El contacto con quienes proceden de un ethos diferente llama la atención sobre la particularidad de nuestros valores, sobre la historia de argumentos, relatos y construcciones sociales en la que se enmarcan. Ello no tiene porqué llevarnos, en realidad, a relativizar la intensidad de nuestra adhesión a ellos si lo que nos compromete con ellos son las buenas razones que los sostienen (nada de esto tiene que ver con una invocación a un fantasmal "relativismo"). Sin embargo, esta experiencia sí nos previene acerca de la posibilidad de que la realidad de nuestras consideraciones éticas podría ser de otra manera sin que eso signifique renunciar al ejercicio de la racionalidad práctica; el espíritu de ortodoxia, ciertamente, no concibe que esto pueda ser así.. El fundamentalista no reconoce que su posición doctrinaria representa el punto de vista de esta o aquella forma de vida: considera la suya una concepción ‘objetiva’ de los bienes.

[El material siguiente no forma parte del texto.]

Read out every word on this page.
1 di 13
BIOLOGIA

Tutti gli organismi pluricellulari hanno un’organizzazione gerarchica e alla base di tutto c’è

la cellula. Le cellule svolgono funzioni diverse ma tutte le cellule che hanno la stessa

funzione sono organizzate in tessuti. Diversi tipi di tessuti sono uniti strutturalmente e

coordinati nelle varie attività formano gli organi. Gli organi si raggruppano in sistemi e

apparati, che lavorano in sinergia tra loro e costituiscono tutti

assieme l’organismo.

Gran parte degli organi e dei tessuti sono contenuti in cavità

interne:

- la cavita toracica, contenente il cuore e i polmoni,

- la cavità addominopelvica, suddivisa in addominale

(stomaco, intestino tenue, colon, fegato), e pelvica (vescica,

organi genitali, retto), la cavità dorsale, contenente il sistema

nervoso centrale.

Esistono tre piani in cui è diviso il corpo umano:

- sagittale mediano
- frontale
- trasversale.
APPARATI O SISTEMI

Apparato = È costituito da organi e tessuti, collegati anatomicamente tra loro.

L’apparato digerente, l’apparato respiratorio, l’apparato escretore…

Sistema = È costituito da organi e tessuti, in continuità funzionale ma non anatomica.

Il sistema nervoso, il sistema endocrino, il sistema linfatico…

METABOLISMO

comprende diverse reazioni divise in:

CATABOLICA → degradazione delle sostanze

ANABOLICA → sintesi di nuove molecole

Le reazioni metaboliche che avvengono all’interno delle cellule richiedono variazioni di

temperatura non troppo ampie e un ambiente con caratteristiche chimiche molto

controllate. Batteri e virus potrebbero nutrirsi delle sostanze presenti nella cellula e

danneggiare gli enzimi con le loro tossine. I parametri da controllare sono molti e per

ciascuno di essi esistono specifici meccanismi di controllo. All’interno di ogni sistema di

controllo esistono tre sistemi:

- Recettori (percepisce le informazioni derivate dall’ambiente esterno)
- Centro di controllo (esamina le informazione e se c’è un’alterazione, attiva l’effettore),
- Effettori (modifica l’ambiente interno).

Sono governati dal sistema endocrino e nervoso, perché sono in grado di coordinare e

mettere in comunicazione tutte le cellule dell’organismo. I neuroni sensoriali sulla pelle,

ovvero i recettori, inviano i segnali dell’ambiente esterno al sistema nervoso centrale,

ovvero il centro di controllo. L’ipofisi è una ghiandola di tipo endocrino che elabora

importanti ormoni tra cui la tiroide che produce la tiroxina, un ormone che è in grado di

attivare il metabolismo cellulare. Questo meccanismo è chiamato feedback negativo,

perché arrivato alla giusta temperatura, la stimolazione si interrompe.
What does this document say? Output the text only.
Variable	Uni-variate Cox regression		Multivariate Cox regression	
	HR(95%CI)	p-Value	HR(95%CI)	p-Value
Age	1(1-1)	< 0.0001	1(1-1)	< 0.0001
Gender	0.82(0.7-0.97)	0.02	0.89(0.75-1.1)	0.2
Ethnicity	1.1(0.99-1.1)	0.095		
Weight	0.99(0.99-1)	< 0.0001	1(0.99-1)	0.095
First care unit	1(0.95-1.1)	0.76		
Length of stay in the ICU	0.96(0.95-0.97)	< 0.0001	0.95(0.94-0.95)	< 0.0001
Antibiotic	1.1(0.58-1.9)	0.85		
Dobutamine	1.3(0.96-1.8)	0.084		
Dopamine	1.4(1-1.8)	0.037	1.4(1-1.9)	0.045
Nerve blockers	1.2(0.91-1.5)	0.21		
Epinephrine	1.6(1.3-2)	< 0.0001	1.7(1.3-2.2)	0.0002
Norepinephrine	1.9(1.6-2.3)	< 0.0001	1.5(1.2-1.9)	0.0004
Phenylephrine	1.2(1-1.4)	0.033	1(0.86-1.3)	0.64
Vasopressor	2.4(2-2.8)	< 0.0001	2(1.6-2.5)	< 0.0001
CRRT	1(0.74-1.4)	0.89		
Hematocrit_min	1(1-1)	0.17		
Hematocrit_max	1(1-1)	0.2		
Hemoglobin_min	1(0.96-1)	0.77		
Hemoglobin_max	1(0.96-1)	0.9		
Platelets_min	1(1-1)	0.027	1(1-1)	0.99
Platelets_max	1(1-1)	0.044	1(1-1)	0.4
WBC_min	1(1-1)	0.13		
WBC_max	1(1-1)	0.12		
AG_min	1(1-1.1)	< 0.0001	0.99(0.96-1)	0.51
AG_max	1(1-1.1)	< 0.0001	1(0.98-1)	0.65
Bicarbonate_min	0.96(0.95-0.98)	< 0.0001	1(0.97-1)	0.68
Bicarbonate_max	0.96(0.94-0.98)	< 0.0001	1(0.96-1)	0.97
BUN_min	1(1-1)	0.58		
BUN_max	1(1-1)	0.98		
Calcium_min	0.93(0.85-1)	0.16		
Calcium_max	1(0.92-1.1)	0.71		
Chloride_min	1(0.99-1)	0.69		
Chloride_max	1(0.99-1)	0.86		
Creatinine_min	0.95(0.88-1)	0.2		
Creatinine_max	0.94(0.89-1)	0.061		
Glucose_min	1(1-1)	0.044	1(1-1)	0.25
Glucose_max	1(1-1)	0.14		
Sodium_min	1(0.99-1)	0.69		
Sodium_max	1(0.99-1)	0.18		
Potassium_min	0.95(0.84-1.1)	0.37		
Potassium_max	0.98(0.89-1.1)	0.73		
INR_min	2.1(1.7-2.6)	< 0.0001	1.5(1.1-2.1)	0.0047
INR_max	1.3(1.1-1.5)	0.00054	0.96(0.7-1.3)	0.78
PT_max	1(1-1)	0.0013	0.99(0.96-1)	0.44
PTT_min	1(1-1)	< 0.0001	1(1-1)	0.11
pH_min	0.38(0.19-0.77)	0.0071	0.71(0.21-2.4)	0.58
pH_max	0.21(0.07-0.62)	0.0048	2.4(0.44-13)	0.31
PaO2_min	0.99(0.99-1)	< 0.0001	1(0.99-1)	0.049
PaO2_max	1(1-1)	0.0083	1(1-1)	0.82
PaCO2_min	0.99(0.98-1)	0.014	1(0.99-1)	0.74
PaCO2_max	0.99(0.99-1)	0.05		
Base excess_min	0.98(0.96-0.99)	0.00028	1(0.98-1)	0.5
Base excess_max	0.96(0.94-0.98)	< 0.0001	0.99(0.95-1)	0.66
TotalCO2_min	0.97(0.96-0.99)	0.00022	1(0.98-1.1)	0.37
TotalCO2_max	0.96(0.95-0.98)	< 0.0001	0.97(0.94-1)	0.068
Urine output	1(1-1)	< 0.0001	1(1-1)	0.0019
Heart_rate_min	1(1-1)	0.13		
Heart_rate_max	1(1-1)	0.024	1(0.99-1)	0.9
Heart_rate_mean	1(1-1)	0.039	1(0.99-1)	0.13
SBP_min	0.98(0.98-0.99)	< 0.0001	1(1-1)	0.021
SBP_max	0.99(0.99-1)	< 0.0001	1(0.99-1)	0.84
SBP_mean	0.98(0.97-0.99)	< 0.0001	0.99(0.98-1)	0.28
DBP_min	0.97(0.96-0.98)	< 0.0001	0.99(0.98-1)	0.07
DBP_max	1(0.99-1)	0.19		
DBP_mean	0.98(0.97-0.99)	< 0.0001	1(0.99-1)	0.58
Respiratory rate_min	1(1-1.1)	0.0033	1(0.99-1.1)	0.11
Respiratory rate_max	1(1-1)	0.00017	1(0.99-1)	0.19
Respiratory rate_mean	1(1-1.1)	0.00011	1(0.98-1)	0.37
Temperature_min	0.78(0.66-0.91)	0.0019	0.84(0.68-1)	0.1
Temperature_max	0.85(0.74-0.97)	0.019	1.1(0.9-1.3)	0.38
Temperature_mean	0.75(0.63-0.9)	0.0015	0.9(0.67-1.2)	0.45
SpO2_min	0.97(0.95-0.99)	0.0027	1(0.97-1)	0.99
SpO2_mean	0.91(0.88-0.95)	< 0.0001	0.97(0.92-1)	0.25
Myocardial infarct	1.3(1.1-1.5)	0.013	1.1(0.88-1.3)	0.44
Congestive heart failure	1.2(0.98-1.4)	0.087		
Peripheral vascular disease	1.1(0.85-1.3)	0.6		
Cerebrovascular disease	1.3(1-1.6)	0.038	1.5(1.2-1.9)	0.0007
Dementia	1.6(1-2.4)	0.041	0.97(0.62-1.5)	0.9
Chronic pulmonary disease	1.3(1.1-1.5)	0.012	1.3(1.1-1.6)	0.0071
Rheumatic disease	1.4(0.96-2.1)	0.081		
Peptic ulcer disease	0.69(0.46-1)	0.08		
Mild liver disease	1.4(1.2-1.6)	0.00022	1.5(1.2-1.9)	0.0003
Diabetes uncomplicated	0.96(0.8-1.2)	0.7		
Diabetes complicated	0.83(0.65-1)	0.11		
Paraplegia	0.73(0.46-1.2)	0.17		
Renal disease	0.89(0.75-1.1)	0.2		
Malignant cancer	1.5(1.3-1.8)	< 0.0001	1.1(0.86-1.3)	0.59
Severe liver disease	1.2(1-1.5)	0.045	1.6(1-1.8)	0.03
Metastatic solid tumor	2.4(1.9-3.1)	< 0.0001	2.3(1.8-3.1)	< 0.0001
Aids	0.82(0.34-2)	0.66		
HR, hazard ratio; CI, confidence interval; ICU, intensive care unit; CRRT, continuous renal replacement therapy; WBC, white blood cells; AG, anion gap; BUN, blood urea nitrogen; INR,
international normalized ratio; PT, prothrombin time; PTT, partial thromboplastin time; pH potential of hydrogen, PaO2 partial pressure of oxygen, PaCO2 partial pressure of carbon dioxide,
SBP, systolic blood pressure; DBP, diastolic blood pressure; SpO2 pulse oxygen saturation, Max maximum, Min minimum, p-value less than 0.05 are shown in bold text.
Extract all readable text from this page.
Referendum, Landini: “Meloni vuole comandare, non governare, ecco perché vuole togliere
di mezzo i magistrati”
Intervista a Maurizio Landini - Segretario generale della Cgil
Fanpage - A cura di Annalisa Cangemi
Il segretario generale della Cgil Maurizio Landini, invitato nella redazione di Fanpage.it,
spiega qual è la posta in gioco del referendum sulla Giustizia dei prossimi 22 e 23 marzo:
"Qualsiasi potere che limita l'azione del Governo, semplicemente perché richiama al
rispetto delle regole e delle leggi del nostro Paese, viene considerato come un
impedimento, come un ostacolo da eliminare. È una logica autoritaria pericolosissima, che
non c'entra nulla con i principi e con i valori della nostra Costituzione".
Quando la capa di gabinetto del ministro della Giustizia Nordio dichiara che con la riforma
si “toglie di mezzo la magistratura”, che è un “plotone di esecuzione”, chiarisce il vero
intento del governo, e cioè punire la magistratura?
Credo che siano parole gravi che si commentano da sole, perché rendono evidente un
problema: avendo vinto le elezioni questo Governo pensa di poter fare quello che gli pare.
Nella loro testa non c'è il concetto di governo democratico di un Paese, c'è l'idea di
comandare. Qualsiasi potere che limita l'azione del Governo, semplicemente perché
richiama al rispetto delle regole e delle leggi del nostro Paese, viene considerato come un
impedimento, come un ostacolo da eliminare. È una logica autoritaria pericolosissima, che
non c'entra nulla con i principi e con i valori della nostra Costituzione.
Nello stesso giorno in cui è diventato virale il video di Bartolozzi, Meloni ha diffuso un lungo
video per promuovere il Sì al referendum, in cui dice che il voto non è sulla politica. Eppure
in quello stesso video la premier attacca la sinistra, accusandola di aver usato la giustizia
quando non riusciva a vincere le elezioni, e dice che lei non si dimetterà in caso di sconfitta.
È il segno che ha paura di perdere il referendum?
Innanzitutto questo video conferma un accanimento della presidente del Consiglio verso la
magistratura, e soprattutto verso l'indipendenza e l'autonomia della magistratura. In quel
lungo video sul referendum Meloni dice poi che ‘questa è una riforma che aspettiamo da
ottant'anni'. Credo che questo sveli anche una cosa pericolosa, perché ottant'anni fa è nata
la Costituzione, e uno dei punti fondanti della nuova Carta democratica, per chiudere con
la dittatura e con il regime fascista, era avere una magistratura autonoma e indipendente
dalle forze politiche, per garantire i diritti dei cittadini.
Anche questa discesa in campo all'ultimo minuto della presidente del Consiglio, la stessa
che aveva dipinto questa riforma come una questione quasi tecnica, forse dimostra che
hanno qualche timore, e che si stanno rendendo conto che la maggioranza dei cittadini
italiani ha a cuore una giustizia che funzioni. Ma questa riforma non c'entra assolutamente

La verdad de la que es depositaria su comunidad o institución es inmutable, los valores que defiende son supuestamente inmortales, insensibles a la voracidad del tiempo e invulnerables a la crítica. Su relación con la muerte es completamente distinta a la planteada por la filosofía. Nietzsche ha mostrado cuán alienante puede ser esa pretensión totalitaria, que él denominaba “egipticismo”: asegurar la validez ‘eterna’ de una teoría, desencarnar una doctrina – en lo relativo a su historicidad y temporalidad - equivale a “momificarla”[1]. Se la inmuniza a la acción del tiempo privándola de su contexto, pero con ello se le despoja de toda vida, de toda encarnación humana concreta, siempre finita. El ánimo de ungir de eterna absolutez nuestras imágenes de la vida esconde realmente – de acuerdo con el autor de La Gaya Ciencia – nuestro más elemental temor a morir.
2 comentarios:
Estimado Gonzalo:
Muy interesante la relación que nos muestras entre el espíritu de la ortodoxia, los valores y la "momificación" de la que nos habla Nietzsche.
Y no queda ahí: recordemos que Nietzsche nos dice -y siguiendo una propia lectura- que en el ser del fundamentalista se esconde la defensa del monótono-teísmo con una mímica de enterradores... enterradores de la comprensión de múltiples puntos de vista y, posiblemente, de la alteridad en su sentido más amplio.
Saludos,
Fernando
Estimado Gonzalo: Siempre pendiente de tus instructivos editoriales.El texto de Marx es generoso para pensarlo, ojala tengas tiempo para que escribas un ensayo sobre la vigencia de su pensamiento, tus lectores te vamos a agradecer.Un abrazo.